Reignite a previous career? Fan the flames of a new passion? Start a fire on some as-yet-unknown occupation? It's a hot topic for me. I meet people " What do you do?" I talk to people who know me well " What do you think I should do?"
Brian, who presumably, knows me very well suggested I teach.
As in School.
As in kids.
I can honestly say I had never entertained this option in my life. When other little girls were playing school, I was climbing the apple tree to see what the world looked like as a bird. And to get a snack. I teach Sunday School, but only to high school age classes. Little kids en masse scare me.
One of my Bleacher Buddies echoed Brian " You have a degree, you can sub. Work when the kids are in school, turn down assignments when you are busy. If you like it you can go back to college and get your certificate. It's perfect." Problem solved was in the word bubble over her head.

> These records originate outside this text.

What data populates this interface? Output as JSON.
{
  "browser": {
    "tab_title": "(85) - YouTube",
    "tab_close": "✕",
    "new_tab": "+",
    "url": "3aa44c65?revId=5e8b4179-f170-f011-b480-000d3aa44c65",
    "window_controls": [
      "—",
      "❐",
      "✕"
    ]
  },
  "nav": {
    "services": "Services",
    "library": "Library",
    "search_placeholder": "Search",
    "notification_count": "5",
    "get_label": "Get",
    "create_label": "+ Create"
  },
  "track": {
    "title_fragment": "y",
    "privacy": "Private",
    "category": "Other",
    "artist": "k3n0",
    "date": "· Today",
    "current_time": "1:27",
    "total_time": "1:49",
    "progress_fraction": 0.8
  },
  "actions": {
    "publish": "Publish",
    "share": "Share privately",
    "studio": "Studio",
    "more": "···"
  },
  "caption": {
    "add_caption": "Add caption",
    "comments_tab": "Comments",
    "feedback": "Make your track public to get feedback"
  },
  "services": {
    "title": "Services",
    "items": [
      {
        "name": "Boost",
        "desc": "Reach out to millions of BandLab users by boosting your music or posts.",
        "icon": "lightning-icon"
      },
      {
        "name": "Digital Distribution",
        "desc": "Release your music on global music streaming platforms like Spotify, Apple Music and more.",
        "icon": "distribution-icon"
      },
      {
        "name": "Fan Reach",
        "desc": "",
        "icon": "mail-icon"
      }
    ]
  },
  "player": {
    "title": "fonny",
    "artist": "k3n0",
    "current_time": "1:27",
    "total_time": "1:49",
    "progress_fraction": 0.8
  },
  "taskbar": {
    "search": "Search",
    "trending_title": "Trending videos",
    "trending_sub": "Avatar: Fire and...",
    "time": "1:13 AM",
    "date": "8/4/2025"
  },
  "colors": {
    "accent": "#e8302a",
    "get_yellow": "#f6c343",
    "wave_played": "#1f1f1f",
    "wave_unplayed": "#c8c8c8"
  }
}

So I used my ( overactive) imagination. I imagined what a day as a teacher would look like. The first round was overly simplified, and quite idealistic. Hey, maybe teaching would be good..then I imagined the kids not listening to me, asking me what the square root of pi is or the capital of Obscuristan. So many eager minds listening to my every word. I know where Noah learned his colorful language, what if I taught them that? My palms began to sweat.
" Mrs V," says the faceless imagined student " I keep looking at this map of Pennsylvania and I can't find Pine Valley ANYWHERE!"
I accepted it. I never, not once in my life, entertained the thought of being a teacher. It is one of those occupations where passion FOR THE JOB ( yeesh, what a world, huh?) should be a requirement. I would not want a me standing in front of my children posing as a teacher.
That hat was an easy no-fit. It looks fabulous on others, thought it might fit , but when I put it in my head--nope. Back to the hat rack I go.